Essa anomalia é antiga, mas há poucos anos foi criada uma verba adicional para permitir a manutenção de escritórios de representação dos deputados federais nos seus Estados, verba essa que era de R$ 12,7 mil por mês. Com a passagem do trem, vai agora para R$ 15 mil por mês. E apita outro no horizonte, pois já está pronto um projeto de resolução que aumenta de R$ 35,3 mil para R$ 45 mil por mês a verba dos gabinetes individuais em Brasília, além de ampliar de 20 para 25 o número de funcionários que os deputados poderão contratar livremente. Não será surpresa se trens como esses passarem também pelo Senado e, ainda, se vier mais um ampliando os salários dos congressistas, pois é tema que usualmente ganha espaço nos entendimentos para a renovação das Mesas do Congresso Nacional, que ocorrerá em breve.

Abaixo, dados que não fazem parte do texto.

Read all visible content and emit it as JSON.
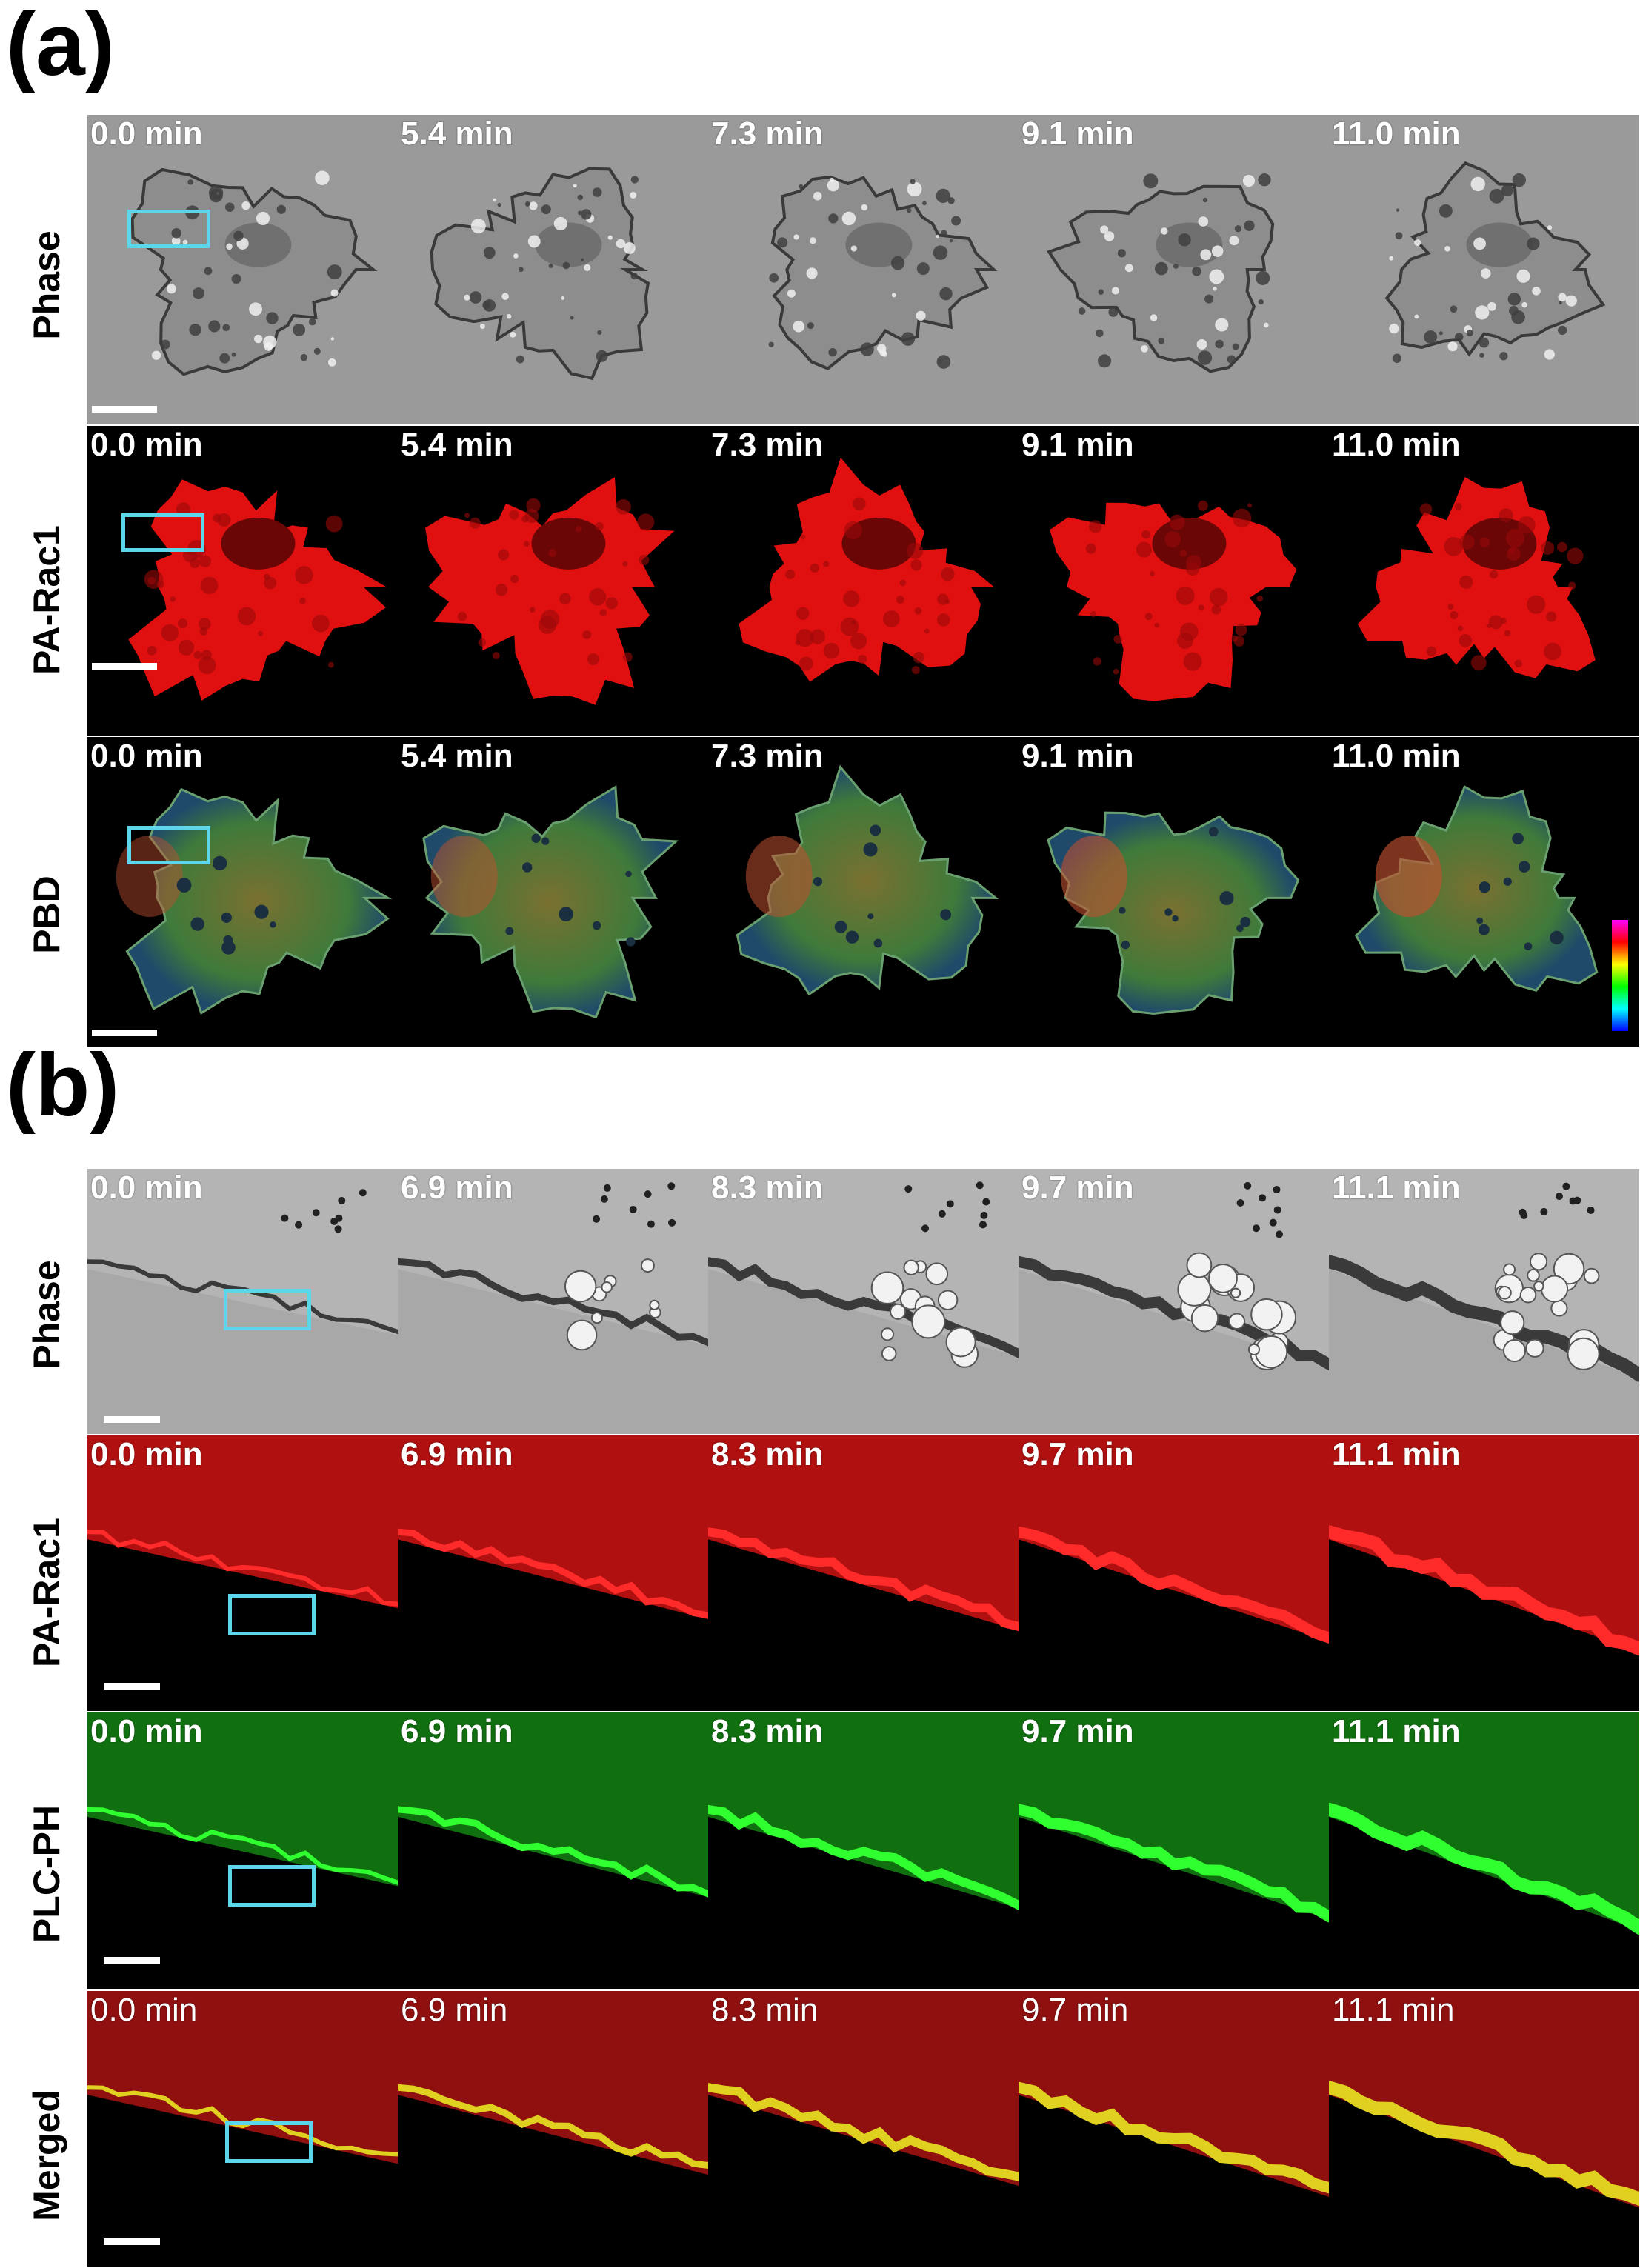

Estava já trabalhando neste artigo quando recebi pela Internet mensagem com frases atribuídas a Ronald Reagan, ex-presidente dos EUA. Uma delas é radical, mas parece inspirada por notícias na mesma linha ao afirmar que "um governo é como um bebê: um canal digestivo com grande apetite numa ponta e nenhum senso de responsabilidade na outra".